Sowore: CACOL reacts as DSS ‘refuses’ to release Publisher

The Centre for Anti-Corruption and Open Leadership, CACOL, has decried the clampdown on some protesters who had gathered on the premises of the Department of State Services, DSS, to demand the release of Omoyele Sowore, convener of RevolutionNow Movement and Olawale Bakare.

Sowore is currently held in custody of the secret police against court order.

Last Wednesday, a Federal High Court in Abuja, ordered the release of the Publisher alongside Olawale Adebayo.

But the DSS is yet to comply with the order and had claimed no surety had come to take Sowore on bail.

However, reacting, a statement signed by CACOL’s Coordinator, Media and Publications, Adegboyega Otunuga, and forwarded to WE4WE REPORTS, expressed disappointment over Sowore’s continued detention.

The organization advised the DSS and other Nigerian security agencies to be ‘correctly guided of their operations, nuances and limitations under democracy so as not to resort to any arm-twisting or repressive attitudes.

The statement reads in part, “The Centre for Anti-Corruption and Open Leadership, CACOL, received the news on the repression and teargassing of some Nigerians who were at the State Security Service (SSS) headquarters to receive their leader, Mr.

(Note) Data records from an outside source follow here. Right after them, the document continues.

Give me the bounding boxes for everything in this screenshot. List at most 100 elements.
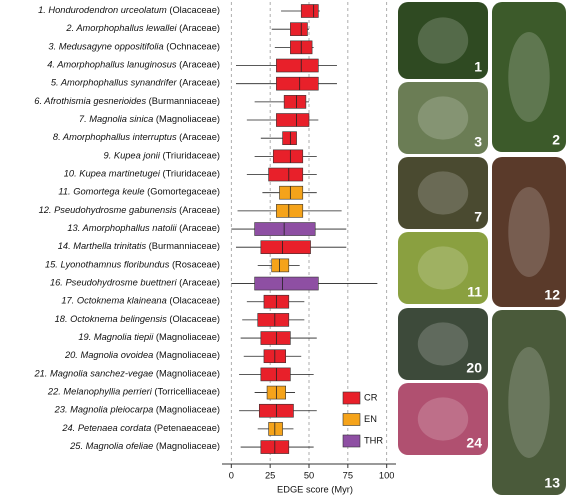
box bbox=[257, 313, 290, 327]
family-name: (Araceae) bbox=[177, 223, 220, 233]
species-name: 25. Magnolia ofeliae bbox=[69, 442, 153, 452]
category-label: 2. Amorphophallus lewallei (Araceae) bbox=[65, 24, 220, 34]
box bbox=[276, 76, 319, 91]
photo-number: 3 bbox=[474, 134, 482, 150]
category-label: 12. Pseudohydrosme gabunensis (Araceae) bbox=[39, 205, 220, 215]
box bbox=[282, 131, 297, 145]
box bbox=[279, 185, 304, 200]
category-label: 10. Kupea martinetugei (Triuridaceae) bbox=[64, 169, 220, 179]
box bbox=[272, 149, 304, 164]
family-name: (Burmanniaceae) bbox=[146, 96, 220, 106]
category-label: 11. Gomortega keule (Gomortegaceae) bbox=[58, 187, 220, 197]
family-name: (Araceae) bbox=[177, 78, 220, 88]
photo-subject bbox=[417, 322, 469, 366]
family-name: (Triuridaceae) bbox=[160, 169, 220, 179]
species-name: 21. Magnolia sanchez-vegae bbox=[33, 369, 153, 379]
species-name: 14. Marthella trinitatis bbox=[58, 242, 147, 252]
photo-number: 12 bbox=[544, 287, 560, 303]
family-name: (Araceae) bbox=[177, 60, 220, 70]
box bbox=[260, 331, 291, 345]
category-label: 17. Octoknema klaineana (Olacaceae) bbox=[61, 296, 220, 306]
category-label: 7. Magnolia sinica (Magnoliaceae) bbox=[79, 114, 220, 124]
legend-label: THR bbox=[364, 435, 383, 445]
photo-number: 7 bbox=[474, 209, 482, 225]
photo bbox=[398, 2, 488, 79]
category-label: 8. Amorphophallus interruptus (Araceae) bbox=[53, 133, 220, 143]
species-name: 8. Amorphophallus interruptus bbox=[53, 133, 177, 143]
species-name: 17. Octoknema klaineana bbox=[61, 296, 166, 306]
photo-subject bbox=[508, 32, 550, 122]
family-name: (Burmanniaceae) bbox=[146, 242, 220, 252]
category-label: 23. Magnolia pleiocarpa (Magnoliaceae) bbox=[54, 405, 220, 415]
box bbox=[276, 58, 319, 73]
photo bbox=[398, 82, 488, 154]
photo-subject bbox=[508, 187, 550, 277]
box bbox=[283, 95, 307, 109]
photo-subject bbox=[417, 96, 469, 140]
family-name: (Araceae) bbox=[177, 278, 220, 288]
box bbox=[268, 422, 283, 436]
family-name: (Rosaceae) bbox=[169, 260, 220, 270]
photo-number: 24 bbox=[466, 435, 482, 451]
legend-swatch bbox=[342, 413, 361, 426]
category-label: 9. Kupea jonii (Triuridaceae) bbox=[104, 151, 220, 161]
x-tick-label: 75 bbox=[343, 470, 353, 480]
category-label: 21. Magnolia sanchez-vegae (Magnoliaceae… bbox=[33, 369, 220, 379]
photo bbox=[492, 157, 566, 307]
photo-subject bbox=[417, 397, 469, 441]
box bbox=[271, 258, 290, 273]
species-name: 23. Magnolia pleiocarpa bbox=[54, 405, 154, 415]
category-label: 15. Lyonothamnus floribundus (Rosaceae) bbox=[45, 260, 220, 270]
box bbox=[260, 367, 291, 382]
category-label: 20. Magnolia ovoidea (Magnoliaceae) bbox=[64, 351, 220, 361]
x-tick-label: 50 bbox=[304, 470, 314, 480]
box bbox=[276, 113, 310, 127]
category-label: 4. Amorphophallus lanuginosus (Araceae) bbox=[47, 60, 220, 70]
species-name: 6. Afrothismia gesnerioides bbox=[34, 96, 146, 106]
family-name: (Petenaeaceae) bbox=[151, 423, 220, 433]
category-label: 1. Hondurodendron urceolatum (Olacaceae) bbox=[38, 5, 220, 15]
photo-number: 1 bbox=[474, 59, 482, 75]
family-name: (Torricelliaceae) bbox=[152, 387, 220, 397]
family-name: (Magnoliaceae) bbox=[153, 442, 220, 452]
category-label: 19. Magnolia tiepii (Magnoliaceae) bbox=[78, 333, 220, 343]
photo bbox=[398, 157, 488, 229]
family-name: (Magnoliaceae) bbox=[153, 114, 220, 124]
photo-number: 11 bbox=[467, 284, 482, 300]
species-name: 10. Kupea martinetugei bbox=[64, 169, 161, 179]
category-label: 22. Melanophyllia perrieri (Torricelliac… bbox=[47, 387, 220, 397]
species-name: 20. Magnolia ovoidea bbox=[64, 351, 153, 361]
species-name: 7. Magnolia sinica bbox=[79, 114, 153, 124]
x-tick-label: 25 bbox=[265, 470, 275, 480]
species-name: 24. Petenaea cordata bbox=[61, 423, 151, 433]
species-name: 19. Magnolia tiepii bbox=[78, 333, 154, 343]
species-name: 15. Lyonothamnus floribundus bbox=[45, 260, 170, 270]
box bbox=[254, 276, 319, 291]
species-name: 13. Amorphophallus natolii bbox=[67, 223, 177, 233]
family-name: (Magnoliaceae) bbox=[153, 405, 220, 415]
species-name: 12. Pseudohydrosme gabunensis bbox=[39, 205, 177, 215]
category-label: 3. Medusagyne oppositifolia (Ochnaceae) bbox=[48, 42, 220, 52]
category-label: 16. Pseudohydrosme buettneri (Araceae) bbox=[50, 278, 220, 288]
category-label: 25. Magnolia ofeliae (Magnoliaceae) bbox=[69, 442, 220, 452]
legend-swatch bbox=[342, 434, 361, 448]
photo-subject bbox=[417, 246, 469, 290]
photo bbox=[492, 310, 566, 495]
family-name: (Ochnaceae) bbox=[164, 42, 220, 52]
species-name: 4. Amorphophallus lanuginosus bbox=[47, 60, 177, 70]
family-name: (Olacaceae) bbox=[167, 296, 220, 306]
photo-subject bbox=[417, 17, 469, 64]
x-tick-label: 0 bbox=[229, 470, 234, 480]
photo-number: 20 bbox=[466, 360, 482, 376]
category-label: 5. Amorphophallus synandrifer (Araceae) bbox=[51, 78, 220, 88]
family-name: (Magnoliaceae) bbox=[153, 351, 220, 361]
species-name: 11. Gomortega keule bbox=[58, 187, 144, 197]
family-name: (Olacaceae) bbox=[167, 5, 220, 15]
photo bbox=[398, 308, 488, 380]
species-name: 2. Amorphophallus lewallei bbox=[65, 24, 177, 34]
category-label: 6. Afrothismia gesnerioides (Burmanniace… bbox=[34, 96, 220, 106]
photo-number: 13 bbox=[544, 475, 560, 491]
box bbox=[290, 22, 308, 36]
species-name: 18. Octoknema belingensis bbox=[55, 314, 167, 324]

Sowore Omoyele, who has been in DSS custody for over three (3) months running now over an allegation that borders on treasonable felony and ‘cyber stalking’.

”For the umpteenth time, we are reiterating our position of disappointment over the arrest of Sowore just on the basis of publicly decrying the socio-economic situation in the country and for calling on far-reaching reforms that could give necessary reliefs to majority Nigerians. This is because, felonious offences like treason or treasonable felony goes beyond mere mouthing of the word ‘Revolution’, especially in a democracy where people should exercise their rights of expression and opinions, even if suspected to be malicious. The only option left to any aggrieved party in such circumstance was a resort to court action if such statements are found malicious or derogatory to the aggrieved party, irrespective of how highly placed.

“It is therefore tantamount to adding salt to a wound, where such wrongfully incarcerated was given the benefits of bail by a judge of competent court of jurisdiction which an agency of government (SSS, in this instance) is willfully and recklessly refusing to obey by any means possible, contrary to the rule of law and known tenets of democratic order.

”For the avoidance of any doubt, the rights to protest, associate and assemble for either individual or collective interests is a fundamental right of citizens as enshrined and recognized by the 1999 Nigerian Constitution (as amended), once they are not effected under any violence or coercion. These rights are not qualified or deflated by place or location, especially where such location is a public space like the Secret Police headquarters in Abuja or even the statehouse itself.

”This is why protests have been held by their citizens, severally at the Capitol or CIA, FBI Headquarters in United States of America (USA), United Kingdom, UK, and other democracies in the world. It is the height of disrespect and open defecation of the groundnurm (our Constitution) therefore, for the commanding structure of the Secret Police to blatantly and willfully disobey courts’ order instructing that Sowore Omoyele be immediately released after satisfying stringent bail conditions earlier imposed on him by Justice Ojukwu of the Abuja Federal High court.

“While we are using this medium to advise the DSS and other Nigerian security apparatus to be rightly and correctly guided of their operations, nuances and limitations under a democracy, so as not to resort to any arm-twisting or repressive attitudes over legitimate and peaceful agitations under any guise, we insist that the judicial order instructing on the immediate release of Mr. Omoyele Sowore should be obeyed immediately without further resort to any hoodwinking or procrastination. As veritable stakeholders in the Nigerian project, the DSS as an agent of the Executive, judiciary and other arms of government must at all times, be seen to operate within the ambit of the rule of law and Separation of power, without which the state and the general public descend into an Hobbesian state of Nature.”